Russia and Ukraine, together with Belarus, played a key role in dissolving the Soviet Union in December 1991, but bitter rows over trade, the Soviet-era Black Sea Fleet and the status of its naval base in Sevastopol, and the Russian-speaking population in Ukraine had soured bilateral relations.

President Kuchma welcomed the treaty's ratification. "The ratification is advantageous not only for Ukraine, but Russia as well," the Interfax-Ukraine news agency quoted the president as saying.

"We have made a big step toward each other, throwing away all that is unnecessary," the ITAR-TASS news agency quoted Verkhovna Rada Chairman Oleksander Tkachenko as saying. "I think for many citizens of Ukraine and Russia a long-awaited dream has come true," he added.

But Ukrainian officials said Russian deputies had been delaying the ratification for too long, causing fears in Kyiv that relations between the two countries could be strained further.

"It is not good that our partner and neighbor delayed the ratification for so long," Mr.

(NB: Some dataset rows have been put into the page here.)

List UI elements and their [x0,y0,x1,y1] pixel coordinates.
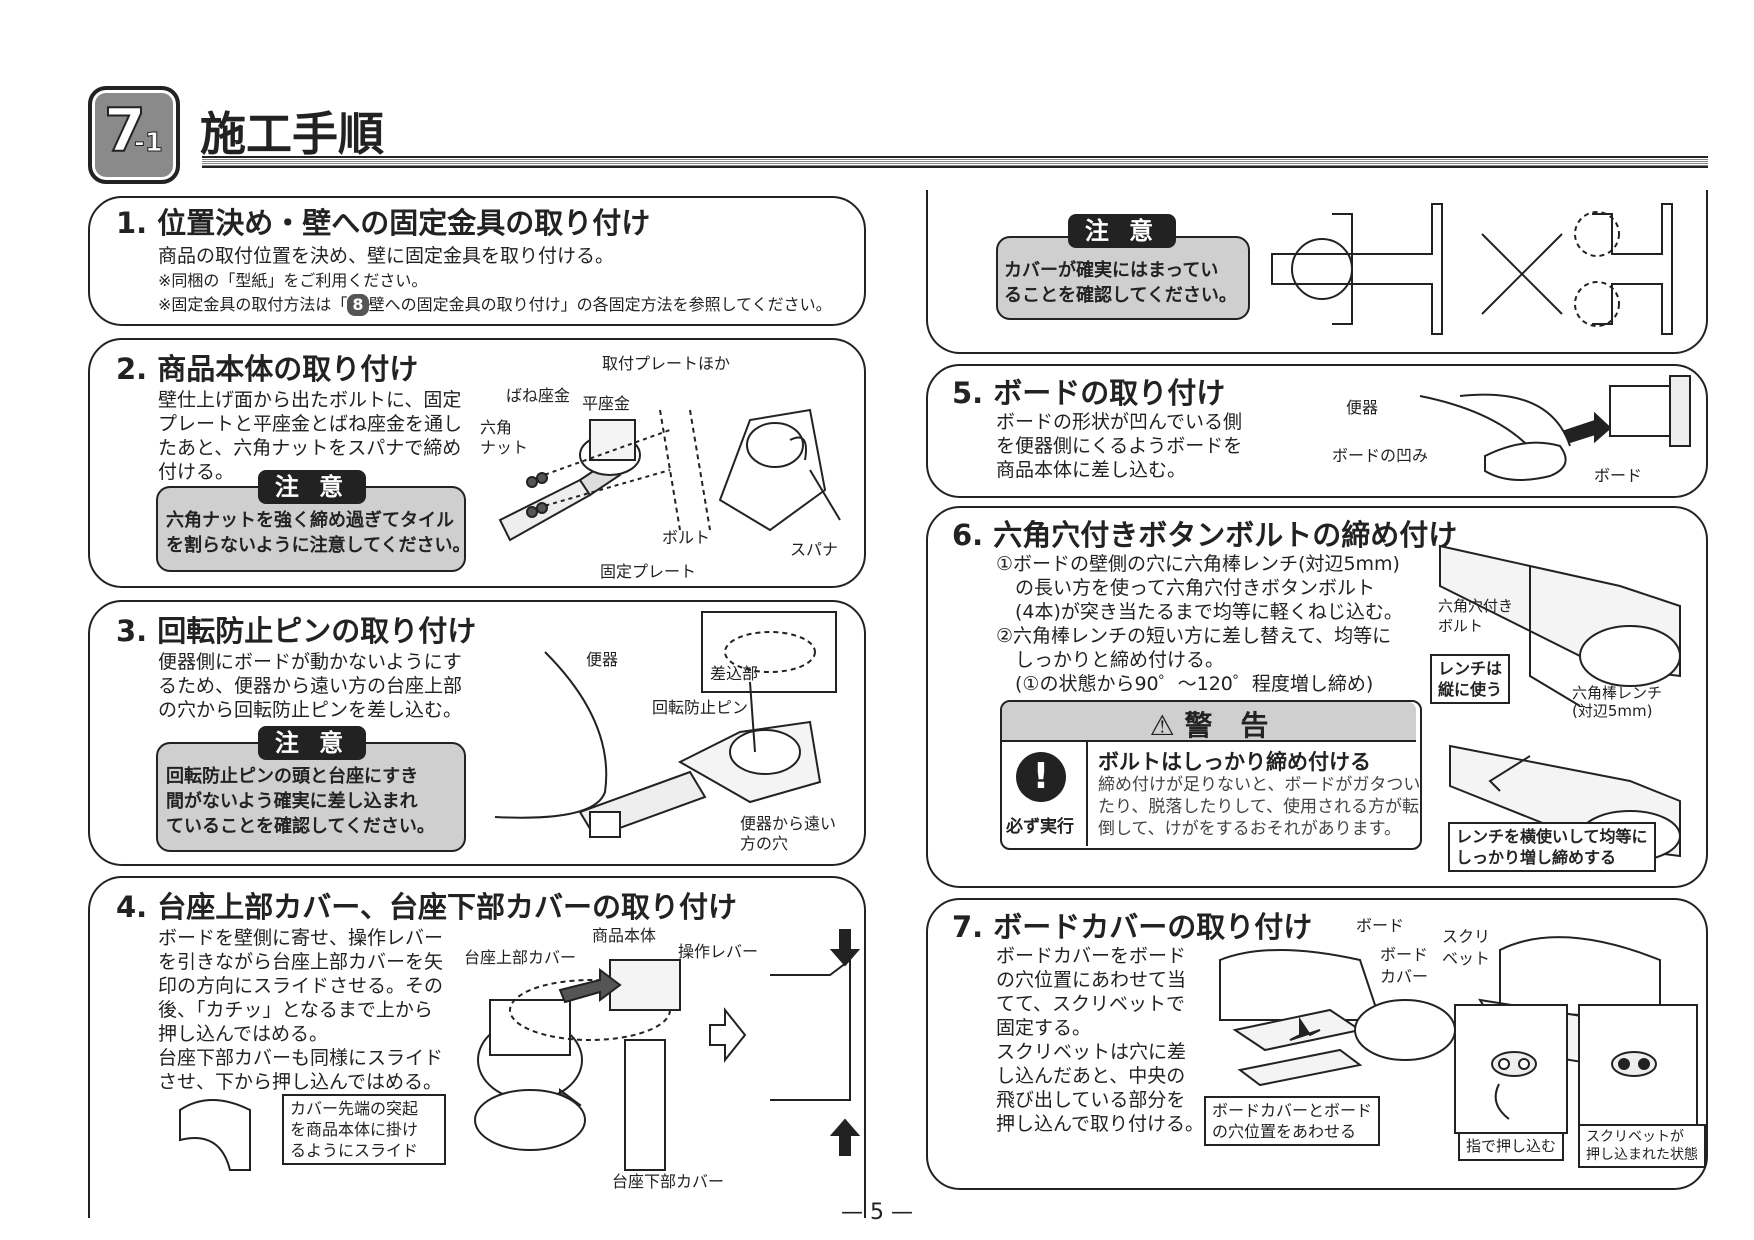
step6-warning-header [1002,702,1416,742]
step5-label-recess: ボードの凹み [1332,446,1429,465]
step6-label-hex-wrench: 六角棒レンチ (対辺5mm) [1572,684,1663,720]
step3-label-toilet: 便器 [586,650,619,669]
step4b-fit-illustration [1271,203,1673,335]
step3-label-far-hole: 便器から遠い 方の穴 [740,814,837,853]
step2-caution-text: 六角ナットを強く締め過ぎてタイル を割らないように注意してください。 [166,510,471,556]
step6-title: 6. 六角穴付きボタンボルトの締め付け [952,518,1458,552]
step2-label-plate: 取付プレートほか [602,354,731,373]
step4-label-lever: 操作レバー [678,942,759,961]
step3-label-insert: 差込部 [710,664,759,683]
chapter-number: 7 [103,95,147,167]
step6-label-hex-bolt: 六角穴付き ボルト [1438,597,1514,635]
step7-scrivet-details [1491,1051,1657,1120]
step2-label-hex-nut: 六角 ナット [480,418,529,457]
step7-callout-align: ボードカバーとボード の穴位置をあわせる [1204,1096,1381,1146]
must-do-icon: ! [1016,752,1066,802]
step6-warning-body: 締め付けが足りないと、ボードがガタつい たり、脱落したりして、使用される方が転 … [1098,775,1421,839]
step6-callout-horizontal: レンチを横使いして均等に しっかり増し締めする [1448,822,1656,872]
step5-text: ボードの形状が凹んでいる側 を便器側にくるようボードを 商品本体に差し込む。 [996,411,1243,481]
step5-title: 5. ボードの取り付け [952,376,1226,410]
step2-title: 2. 商品本体の取り付け [116,352,419,386]
step4-label-body: 商品本体 [592,926,657,945]
step2-text: 壁仕上げ面から出たボルトに、固定 プレートと平座金とばね座金を通し たあと、六角… [158,389,463,483]
step7-callout-pushed: スクリベットが 押し込まれた状態 [1578,1124,1706,1168]
step6-text: ①ボードの壁側の穴に六角棒レンチ(対辺5mm) の長い方を使って六角穴付きボタン… [996,553,1403,695]
step4b-caution-text: カバーが確実にはまってい ることを確認してください。 [1004,260,1237,306]
step2-label-fixed-plate: 固定プレート [600,562,697,581]
step1-box [88,196,866,326]
step6-must-do: 必ず実行 [1006,817,1074,837]
step6-warning-title: ⚠ 警 告 [1149,709,1269,742]
step4-cover-illustration [474,929,861,1171]
step3-text: 便器側にボードが動かないようにす るため、便器から遠い方の台座上部 の穴から回転… [158,651,463,721]
title-rule [202,156,1708,168]
step7-label-board: ボード [1356,916,1405,935]
step4b-caution-tag: 注 意 [1068,214,1176,248]
step2-bracket-illustration [498,408,841,542]
step7-text: ボードカバーをボード の穴位置にあわせて当 てて、スクリベットで 固定する。 ス… [996,945,1205,1135]
step2-label-flat-washer: 平座金 [582,394,631,413]
step2-label-bolt: ボルト [662,528,711,547]
step4-label-upper-cover: 台座上部カバー [464,948,577,967]
step2-label-spanner: スパナ [790,540,839,559]
step5-label-toilet: 便器 [1346,398,1379,417]
step4-label-lower-cover: 台座下部カバー [612,1172,725,1191]
step3-pin-illustration [494,611,837,839]
step1-title: 1. 位置決め・壁への固定金具の取り付け [116,206,651,240]
page-title: 施工手順 [200,107,384,161]
step3-caution-text: 回転防止ピンの頭と台座にすき 間がないよう確実に差し込まれ ていることを確認して… [166,766,435,837]
step5-board-illustration [1419,375,1691,481]
step4-title: 4. 台座上部カバー、台座下部カバーの取り付け [116,890,738,924]
section-ref-badge: 8 [347,294,369,316]
page-number: — 5 — [841,1200,913,1225]
step4-callout: カバー先端の突起 を商品本体に掛け るようにスライド [282,1094,446,1165]
step7-callout-push: 指で押し込む [1458,1132,1565,1161]
step6-callout-vertical: レンチは 縦に使う [1430,654,1511,704]
step1-text: 商品の取付位置を決め、壁に固定金具を取り付ける。 [158,245,615,267]
step4-cover-tip-illustration [179,1099,251,1171]
chapter-subnumber: -1 [134,128,164,159]
step7-label-scrivet: スクリ ベット [1442,927,1491,968]
step1-note2-pre: ※固定金具の取付方法は「 [158,295,348,314]
step5-label-board: ボード [1594,466,1643,485]
step3-title: 3. 回転防止ピンの取り付け [116,614,477,648]
step3-label-pin: 回転防止ピン [652,698,749,717]
step6-warning-divider [1086,740,1088,846]
step3-caution-tag: 注 意 [258,726,366,760]
step2-caution-tag: 注 意 [258,470,366,504]
step4-text: ボードを壁側に寄せ、操作レバー を引きながら台座上部カバーを矢 印の方向にスライ… [158,927,444,1093]
step1-note1: ※同梱の「型紙」をご利用ください。 [158,271,428,290]
step1-note2-post: 壁への固定金具の取り付け」の各固定方法を参照してください。 [368,295,832,314]
step7-label-board-cover: ボード カバー [1380,945,1429,986]
step2-label-spring-washer: ばね座金 [506,386,571,405]
chapter-badge [88,86,180,184]
step6-warning-head: ボルトはしっかり締め付ける [1098,750,1371,774]
step7-title: 7. ボードカバーの取り付け [952,910,1313,944]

Rylach said.

Russian lawmakers had said they would be ready to approve the friendship treaty only after the Ukrainian side had ratified several agreements regarding the status of the former Soviet Black Sea Fleet.

A day before the friendship treaty was signed, Ukraine's and Russia's prime ministers had also signed several special documents that outline major principles of the Black Sea Fleet's division between two Black Sea countries.

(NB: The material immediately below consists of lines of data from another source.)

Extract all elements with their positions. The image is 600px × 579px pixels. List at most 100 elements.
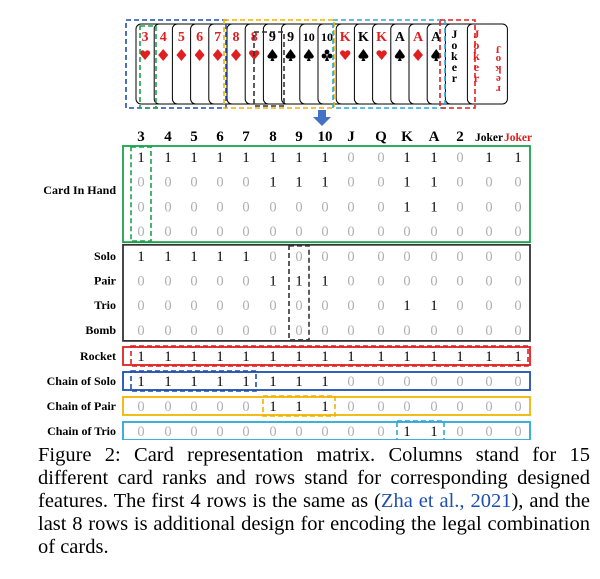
matrix-cell: 1 bbox=[403, 150, 410, 166]
matrix-cell: 0 bbox=[190, 274, 197, 290]
matrix-cell: 0 bbox=[242, 274, 249, 290]
matrix-cell: 0 bbox=[216, 224, 223, 240]
caption-text-2: ), and the last 8 rows is additional des… bbox=[38, 490, 590, 558]
matrix-cell: 0 bbox=[377, 298, 384, 314]
column-header: J bbox=[347, 129, 355, 145]
card-rank: 3 bbox=[142, 30, 149, 45]
joker-letter: J bbox=[451, 27, 457, 41]
column-header: 2 bbox=[456, 129, 464, 145]
diamond-icon bbox=[212, 49, 223, 61]
spade-stem bbox=[397, 56, 402, 61]
matrix-cell: 0 bbox=[164, 199, 171, 215]
matrix-cell: 0 bbox=[377, 274, 384, 290]
matrix-cell: 0 bbox=[377, 175, 384, 191]
matrix-cell: 0 bbox=[514, 199, 521, 215]
group-box bbox=[122, 371, 531, 391]
matrix-cell: 0 bbox=[269, 199, 276, 215]
joker-letter: o bbox=[451, 38, 457, 52]
matrix-cell: 0 bbox=[137, 175, 144, 191]
matrix-cell: 1 bbox=[137, 249, 144, 265]
matrix-cell: 0 bbox=[164, 424, 171, 440]
row-label: Chain of Trio bbox=[47, 424, 116, 438]
matrix-cell: 0 bbox=[190, 224, 197, 240]
matrix-cell: 0 bbox=[456, 249, 463, 265]
joker-letter: J bbox=[473, 27, 479, 41]
spade-stem bbox=[306, 56, 311, 61]
card-rank: 8 bbox=[233, 30, 240, 45]
matrix-cell: 0 bbox=[485, 175, 492, 191]
matrix-cell: 0 bbox=[430, 323, 437, 339]
column-header: 8 bbox=[269, 129, 277, 145]
card-rank: 7 bbox=[214, 30, 221, 45]
matrix-cell: 1 bbox=[269, 175, 276, 191]
matrix-cell: 1 bbox=[430, 199, 437, 215]
caption-citation-link[interactable]: Zha et al., 2021 bbox=[380, 490, 512, 512]
hand-dashed-box bbox=[253, 31, 285, 107]
matrix-cell: 0 bbox=[321, 199, 328, 215]
matrix-cell: 1 bbox=[514, 150, 521, 166]
row-label: Chain of Pair bbox=[47, 399, 117, 413]
matrix-cell: 0 bbox=[485, 374, 492, 390]
matrix-cell: 0 bbox=[190, 323, 197, 339]
matrix-cell: 0 bbox=[242, 175, 249, 191]
matrix-cell: 0 bbox=[321, 249, 328, 265]
matrix-cell: 1 bbox=[216, 349, 223, 365]
matrix-cell: 1 bbox=[430, 349, 437, 365]
card-rank: 10 bbox=[303, 30, 315, 44]
dashed-highlight bbox=[130, 146, 152, 242]
column-header: Q bbox=[375, 129, 387, 145]
joker-letter: e bbox=[474, 60, 480, 74]
column-header: A bbox=[429, 129, 440, 145]
matrix-cell: 0 bbox=[137, 424, 144, 440]
matrix-cell: 0 bbox=[485, 323, 492, 339]
column-header: 4 bbox=[164, 129, 172, 145]
joker-letter-rotated: J bbox=[495, 43, 501, 55]
matrix-cell: 0 bbox=[377, 249, 384, 265]
joker-letter-rotated: o bbox=[495, 53, 501, 65]
matrix-cell: 0 bbox=[190, 399, 197, 415]
matrix-cell: 1 bbox=[164, 349, 171, 365]
spade-icon bbox=[267, 49, 278, 59]
matrix-cell: 0 bbox=[430, 399, 437, 415]
heart-icon bbox=[139, 50, 151, 60]
matrix-cell: 1 bbox=[456, 349, 463, 365]
matrix-cell: 0 bbox=[456, 323, 463, 339]
club-leaf bbox=[327, 53, 333, 59]
row-label: Card In Hand bbox=[43, 183, 116, 197]
matrix-cell: 0 bbox=[216, 298, 223, 314]
matrix-cell: 0 bbox=[430, 249, 437, 265]
matrix-cell: 0 bbox=[216, 424, 223, 440]
matrix-cell: 0 bbox=[377, 199, 384, 215]
matrix-cell: 0 bbox=[242, 298, 249, 314]
matrix-cell: 0 bbox=[430, 274, 437, 290]
matrix-cell: 1 bbox=[164, 249, 171, 265]
matrix-cell: 0 bbox=[514, 175, 521, 191]
group-box bbox=[122, 145, 531, 243]
matrix-highlights bbox=[130, 146, 529, 440]
matrix-cell: 0 bbox=[403, 274, 410, 290]
spade-icon bbox=[285, 49, 296, 59]
card-rank: K bbox=[358, 30, 369, 45]
matrix-cell: 0 bbox=[137, 298, 144, 314]
matrix-cell: 1 bbox=[164, 150, 171, 166]
club-stem bbox=[325, 55, 329, 61]
matrix-cell: 1 bbox=[190, 150, 197, 166]
matrix-cell: 0 bbox=[456, 274, 463, 290]
spade-icon bbox=[358, 49, 369, 59]
matrix-cell: 0 bbox=[514, 224, 521, 240]
matrix-cell: 0 bbox=[164, 224, 171, 240]
matrix-cell: 0 bbox=[242, 224, 249, 240]
matrix-cell: 1 bbox=[514, 349, 521, 365]
matrix-cell: 0 bbox=[456, 399, 463, 415]
matrix-cell: 0 bbox=[269, 224, 276, 240]
dashed-highlight bbox=[396, 420, 445, 440]
matrix-cell: 0 bbox=[485, 224, 492, 240]
matrix-cell: 0 bbox=[485, 298, 492, 314]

According to the documents, the Russian fleet will be permitted to use several bases in the Ukrainian port of Sevastopol for the next 20 years, though the Constitution of Ukraine prohibits the basing of any foreign forces on Ukraine's territory.

The Ukrainian Parliament had declined to approve the fleet agreements and this led Russian deputies to postpone ratification of the friendship treaty.

Russian nationalists have also questioned Ukraine's rights to the predominantly Russian-populated Crimean peninsula, a former province of Russia formally signed over to Ukraine in 1954 by then Soviet leader Nikita Khrushchev.

Russia, which dreads the prospect of any ex-Soviet republic joining NATO, has also been alarmed by Ukraine's progress in ties with the Western alliance.

"Ukraine does not now have a plan to join the alliance, but we are an independent country and we have full rights to form our own foreign relationships with any country or organization," Mr. Rylach said.

Members of Communist factions in both the Ukrainian and Russian Parliaments were extremely pleased about the ratification. Russian Communists in the Duma called the ratification a "new stage in the development of Russo-Ukrainian relations."

In a statement issued on December 28, the Duma's Communist faction said the ratified treaty will create favorable opportunities for the development of cooperation on the basis of the economic, defense, scientific, technical and cultural potential accumulated by the people of the two countries.

At the same time, however, Russian Communists urged the Ukrainian Parliament to do everything necessary to create conditions for the normal functioning of Russia's Black Sea Fleet on Ukrainian territory, and to ensure the rights and cultural and humanitarian needs of ethnic Russians.

Independent analysts in Ukraine said the months-long delay in the treaty's ratification showed that Moscow still wanted to dominate the bilateral relationship.

"Russia ratified the treaty, but a year after Ukraine did so, demonstrating to Kyiv that the treaty is more important for Ukraine than to Russia," commented Serhii Naboka of the Respublika news service.

Mr. Naboka also said Russia had agreed to ratify the bilateral friendship treaty only after Kyiv promised to join the Russian-led Inter-Parliamentary Assembly of the Commonwealth of Independent States.

"I am sure nothing will change for Ukraine after the ratification, but, unfortunately, we again have showed Russia that Ukraine is dependent on its northern neighbor," said Mr. Naboka.